Do the accounting losses matter, regardless of the staggering size, if the actual cash losses were so much smaller? Is it simply an issue of accounting semantics? Trading ownership in a business with value for ownership in companies that subsequently prove nearly worthless is obviously destructive to shareholder value. Most importantly, the “earnings” and business progress on which the previous high stock prices were ostensibly justified were, at least in large measure, an illusion. The companies had reported pro forma earnings along with (and more prominently than) actual net earnings during their acquisition spree. Pro forma earnings are reported when management wants to show earnings that exclude the cost (or gain) from an extraordinary event, corporate restructuring, divestiture or acquisition. It is designed to show the earning power for a business going forward under the current structure, and when used prudently and conservatively it can be useful for investors as well as management. However, it seems that managers are increasingly using pro forma reporting to obscure any cost that detracts from their stated growth goals.
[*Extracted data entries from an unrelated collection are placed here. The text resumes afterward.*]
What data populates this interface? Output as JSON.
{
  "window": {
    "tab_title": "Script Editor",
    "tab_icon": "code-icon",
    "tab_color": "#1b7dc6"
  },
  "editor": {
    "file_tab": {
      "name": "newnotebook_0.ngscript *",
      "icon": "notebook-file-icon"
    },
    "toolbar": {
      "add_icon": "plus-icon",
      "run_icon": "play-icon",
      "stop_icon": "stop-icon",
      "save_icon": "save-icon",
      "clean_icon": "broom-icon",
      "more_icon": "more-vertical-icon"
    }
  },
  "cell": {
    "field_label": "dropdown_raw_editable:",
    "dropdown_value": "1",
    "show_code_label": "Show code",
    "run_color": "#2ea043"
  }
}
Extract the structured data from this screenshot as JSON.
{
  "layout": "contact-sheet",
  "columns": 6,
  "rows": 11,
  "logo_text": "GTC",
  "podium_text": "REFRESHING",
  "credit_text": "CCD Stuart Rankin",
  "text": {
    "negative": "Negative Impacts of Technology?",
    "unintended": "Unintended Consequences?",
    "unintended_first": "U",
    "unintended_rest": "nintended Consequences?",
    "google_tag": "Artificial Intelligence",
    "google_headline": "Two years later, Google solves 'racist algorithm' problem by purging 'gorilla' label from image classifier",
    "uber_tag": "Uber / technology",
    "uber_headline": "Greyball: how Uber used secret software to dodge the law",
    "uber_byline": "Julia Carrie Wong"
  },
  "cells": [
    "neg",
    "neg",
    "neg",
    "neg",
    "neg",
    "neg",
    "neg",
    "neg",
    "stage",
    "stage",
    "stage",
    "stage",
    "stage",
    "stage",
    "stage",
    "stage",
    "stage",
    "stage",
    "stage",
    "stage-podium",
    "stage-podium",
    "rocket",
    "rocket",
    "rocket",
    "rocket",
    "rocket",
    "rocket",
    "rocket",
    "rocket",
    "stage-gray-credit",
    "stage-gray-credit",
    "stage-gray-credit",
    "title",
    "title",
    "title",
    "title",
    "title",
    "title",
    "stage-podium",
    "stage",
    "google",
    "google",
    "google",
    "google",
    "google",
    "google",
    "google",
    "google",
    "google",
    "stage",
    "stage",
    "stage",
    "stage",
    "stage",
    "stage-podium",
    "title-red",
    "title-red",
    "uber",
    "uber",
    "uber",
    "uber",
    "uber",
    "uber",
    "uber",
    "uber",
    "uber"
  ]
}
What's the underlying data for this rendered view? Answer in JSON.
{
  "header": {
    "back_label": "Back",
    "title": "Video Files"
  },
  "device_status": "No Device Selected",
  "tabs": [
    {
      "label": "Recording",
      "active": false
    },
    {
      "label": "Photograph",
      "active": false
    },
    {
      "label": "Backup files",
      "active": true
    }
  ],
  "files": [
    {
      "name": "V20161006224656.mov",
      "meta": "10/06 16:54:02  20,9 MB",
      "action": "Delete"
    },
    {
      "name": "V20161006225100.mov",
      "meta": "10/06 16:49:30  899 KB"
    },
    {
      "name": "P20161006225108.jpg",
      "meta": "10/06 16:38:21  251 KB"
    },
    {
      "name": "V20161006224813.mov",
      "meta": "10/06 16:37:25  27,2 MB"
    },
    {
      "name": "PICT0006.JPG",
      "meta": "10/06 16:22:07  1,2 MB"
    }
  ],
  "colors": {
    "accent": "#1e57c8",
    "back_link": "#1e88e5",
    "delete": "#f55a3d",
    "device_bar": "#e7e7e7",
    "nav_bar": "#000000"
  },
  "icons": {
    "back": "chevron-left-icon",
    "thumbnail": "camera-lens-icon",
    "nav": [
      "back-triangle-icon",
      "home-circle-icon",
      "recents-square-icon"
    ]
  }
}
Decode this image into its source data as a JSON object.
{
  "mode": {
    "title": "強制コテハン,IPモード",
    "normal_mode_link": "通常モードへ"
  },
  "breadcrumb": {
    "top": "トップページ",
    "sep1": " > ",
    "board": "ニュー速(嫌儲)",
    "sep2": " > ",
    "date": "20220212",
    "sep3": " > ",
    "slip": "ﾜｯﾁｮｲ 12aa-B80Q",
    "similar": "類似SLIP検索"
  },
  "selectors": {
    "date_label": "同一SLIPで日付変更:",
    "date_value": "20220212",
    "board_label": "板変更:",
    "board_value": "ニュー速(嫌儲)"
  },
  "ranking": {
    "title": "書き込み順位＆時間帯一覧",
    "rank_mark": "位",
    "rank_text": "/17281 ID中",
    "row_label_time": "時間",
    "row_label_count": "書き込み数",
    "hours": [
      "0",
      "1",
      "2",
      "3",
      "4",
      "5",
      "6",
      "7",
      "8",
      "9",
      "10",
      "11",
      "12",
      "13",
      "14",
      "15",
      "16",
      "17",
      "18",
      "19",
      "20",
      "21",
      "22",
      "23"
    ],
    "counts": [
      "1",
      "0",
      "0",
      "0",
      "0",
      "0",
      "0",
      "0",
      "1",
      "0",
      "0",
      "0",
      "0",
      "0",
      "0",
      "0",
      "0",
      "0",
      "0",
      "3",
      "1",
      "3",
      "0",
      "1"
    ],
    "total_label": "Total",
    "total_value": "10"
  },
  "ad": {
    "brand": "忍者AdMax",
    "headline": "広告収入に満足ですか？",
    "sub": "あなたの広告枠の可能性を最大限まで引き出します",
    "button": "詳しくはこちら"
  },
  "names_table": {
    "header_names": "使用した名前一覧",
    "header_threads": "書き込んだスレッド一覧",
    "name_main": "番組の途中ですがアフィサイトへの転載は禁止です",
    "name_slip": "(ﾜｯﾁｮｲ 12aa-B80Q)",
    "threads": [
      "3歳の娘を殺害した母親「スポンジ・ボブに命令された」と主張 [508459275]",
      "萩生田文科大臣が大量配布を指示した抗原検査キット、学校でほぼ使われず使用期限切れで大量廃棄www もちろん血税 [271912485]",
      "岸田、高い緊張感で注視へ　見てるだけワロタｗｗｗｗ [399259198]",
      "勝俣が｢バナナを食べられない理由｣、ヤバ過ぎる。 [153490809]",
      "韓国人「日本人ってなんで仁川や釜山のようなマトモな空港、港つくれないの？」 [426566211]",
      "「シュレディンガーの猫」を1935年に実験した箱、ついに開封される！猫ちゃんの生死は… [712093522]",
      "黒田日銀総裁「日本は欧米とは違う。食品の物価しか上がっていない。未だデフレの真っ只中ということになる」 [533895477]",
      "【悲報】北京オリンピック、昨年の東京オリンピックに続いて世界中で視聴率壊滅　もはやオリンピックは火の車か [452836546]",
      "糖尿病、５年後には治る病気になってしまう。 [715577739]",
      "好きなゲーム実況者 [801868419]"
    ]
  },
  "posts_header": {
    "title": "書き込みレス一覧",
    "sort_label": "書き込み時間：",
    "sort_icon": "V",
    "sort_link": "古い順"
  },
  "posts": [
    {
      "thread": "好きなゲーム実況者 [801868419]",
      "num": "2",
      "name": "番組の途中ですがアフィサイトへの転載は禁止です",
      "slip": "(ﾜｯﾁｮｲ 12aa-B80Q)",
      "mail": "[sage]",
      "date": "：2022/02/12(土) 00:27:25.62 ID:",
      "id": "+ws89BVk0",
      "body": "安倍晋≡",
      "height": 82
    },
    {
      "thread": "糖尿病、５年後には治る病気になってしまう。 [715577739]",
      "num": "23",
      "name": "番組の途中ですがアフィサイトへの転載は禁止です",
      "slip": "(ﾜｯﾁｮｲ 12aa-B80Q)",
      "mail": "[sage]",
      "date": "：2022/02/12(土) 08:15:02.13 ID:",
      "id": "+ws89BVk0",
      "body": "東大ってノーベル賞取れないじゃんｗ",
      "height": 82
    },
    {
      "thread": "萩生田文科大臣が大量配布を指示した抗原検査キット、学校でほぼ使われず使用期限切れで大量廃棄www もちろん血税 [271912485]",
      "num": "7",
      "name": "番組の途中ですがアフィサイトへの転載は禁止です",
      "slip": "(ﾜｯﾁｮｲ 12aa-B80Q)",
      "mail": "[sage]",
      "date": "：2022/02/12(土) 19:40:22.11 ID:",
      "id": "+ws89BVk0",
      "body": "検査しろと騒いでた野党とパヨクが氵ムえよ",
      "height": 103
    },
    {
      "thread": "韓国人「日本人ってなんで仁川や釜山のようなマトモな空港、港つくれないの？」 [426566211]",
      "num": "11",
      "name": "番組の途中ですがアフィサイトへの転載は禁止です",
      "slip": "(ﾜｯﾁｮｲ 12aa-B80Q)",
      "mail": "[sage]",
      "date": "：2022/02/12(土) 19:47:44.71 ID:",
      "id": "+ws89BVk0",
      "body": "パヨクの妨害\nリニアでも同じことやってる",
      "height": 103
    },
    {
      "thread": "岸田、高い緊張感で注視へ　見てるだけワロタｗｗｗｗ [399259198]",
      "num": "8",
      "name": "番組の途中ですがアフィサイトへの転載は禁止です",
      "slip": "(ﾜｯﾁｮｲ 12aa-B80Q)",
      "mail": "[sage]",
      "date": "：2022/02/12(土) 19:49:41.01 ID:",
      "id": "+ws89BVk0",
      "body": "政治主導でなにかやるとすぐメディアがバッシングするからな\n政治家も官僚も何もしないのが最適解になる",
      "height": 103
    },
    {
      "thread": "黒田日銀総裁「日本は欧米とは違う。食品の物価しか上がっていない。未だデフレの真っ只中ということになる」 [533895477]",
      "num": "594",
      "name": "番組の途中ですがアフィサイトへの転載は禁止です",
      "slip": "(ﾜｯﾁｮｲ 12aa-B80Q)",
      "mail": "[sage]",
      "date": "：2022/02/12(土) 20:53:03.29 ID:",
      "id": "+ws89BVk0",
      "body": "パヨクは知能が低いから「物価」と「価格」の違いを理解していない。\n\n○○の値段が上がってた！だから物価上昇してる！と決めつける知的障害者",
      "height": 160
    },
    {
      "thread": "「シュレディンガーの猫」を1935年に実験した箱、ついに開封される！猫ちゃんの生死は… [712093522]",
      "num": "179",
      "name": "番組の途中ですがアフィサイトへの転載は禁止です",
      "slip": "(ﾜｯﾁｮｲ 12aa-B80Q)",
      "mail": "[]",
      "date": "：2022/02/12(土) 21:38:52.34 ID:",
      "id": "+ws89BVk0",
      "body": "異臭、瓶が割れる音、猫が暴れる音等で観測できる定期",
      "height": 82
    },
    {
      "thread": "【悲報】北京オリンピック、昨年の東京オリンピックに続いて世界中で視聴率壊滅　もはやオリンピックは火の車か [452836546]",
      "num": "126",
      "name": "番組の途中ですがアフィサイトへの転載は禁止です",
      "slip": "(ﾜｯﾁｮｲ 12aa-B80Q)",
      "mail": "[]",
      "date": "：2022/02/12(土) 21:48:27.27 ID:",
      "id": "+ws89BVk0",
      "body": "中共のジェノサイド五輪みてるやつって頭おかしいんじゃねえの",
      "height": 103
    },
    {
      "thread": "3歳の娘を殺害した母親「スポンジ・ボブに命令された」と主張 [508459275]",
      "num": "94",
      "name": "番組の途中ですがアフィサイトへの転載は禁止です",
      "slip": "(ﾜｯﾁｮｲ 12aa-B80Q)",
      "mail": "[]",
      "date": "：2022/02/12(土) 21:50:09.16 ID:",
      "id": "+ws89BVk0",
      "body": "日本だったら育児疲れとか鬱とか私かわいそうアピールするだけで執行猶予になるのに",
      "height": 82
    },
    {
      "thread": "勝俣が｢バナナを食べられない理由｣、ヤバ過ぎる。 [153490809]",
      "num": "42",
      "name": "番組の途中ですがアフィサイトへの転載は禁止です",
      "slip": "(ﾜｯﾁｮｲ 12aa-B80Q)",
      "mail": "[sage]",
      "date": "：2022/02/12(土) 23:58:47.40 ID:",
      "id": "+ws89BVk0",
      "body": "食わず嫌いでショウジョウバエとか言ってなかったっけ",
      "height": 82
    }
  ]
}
Generally Accepted Accounting Principles (GAAP) allow more flexibility than is implied by the term “principles.” (Perhaps for more liberal managements, Generally Accepted Accounting Suggestions (GAAS) might be a more appropriate guideline.) Finally, you might think that such gamesmanship would be dying along with the stock prices of so many practitioners. But the second quarter earnings release of one company began with the headline, “(Company) reports second quarter pro forma recurring adjusted earnings before interest, taxes, depreciation, and amortization up 33%….”. Sounds promising, but unfortunately buried in the release was the news that the actual net loss was over $600 million. The stock fell nearly 20% on the day. It may be getting more difficult to hide the bad news. We will continue to search for businesses whose managers use accounting to inform shareholders of actual results as opposed to a tool to obscure weaknesses or create illusions of greater growth and profitability.
While we generally feel that stock market prognostication should be labeled “for amusement only” and we have little faith in our own or other market predictions, a comparison of long-term historic valuations with current valuation levels across nearly all metrics argues for an extended period of moderate overall returns. If it occurs, though perhaps frustrating, it would not be entirely unwelcome and hardly unprecedented. In the five years from 1990 through 1994, before the markets began the extraordinary run in 1995, the S&P 500 had an annual total return of 8.7%. By the end of this period we had accumulated a very strong group of attractively priced securities. We would welcome similar opportunities, which will undoubtedly arise if the market remains subdued.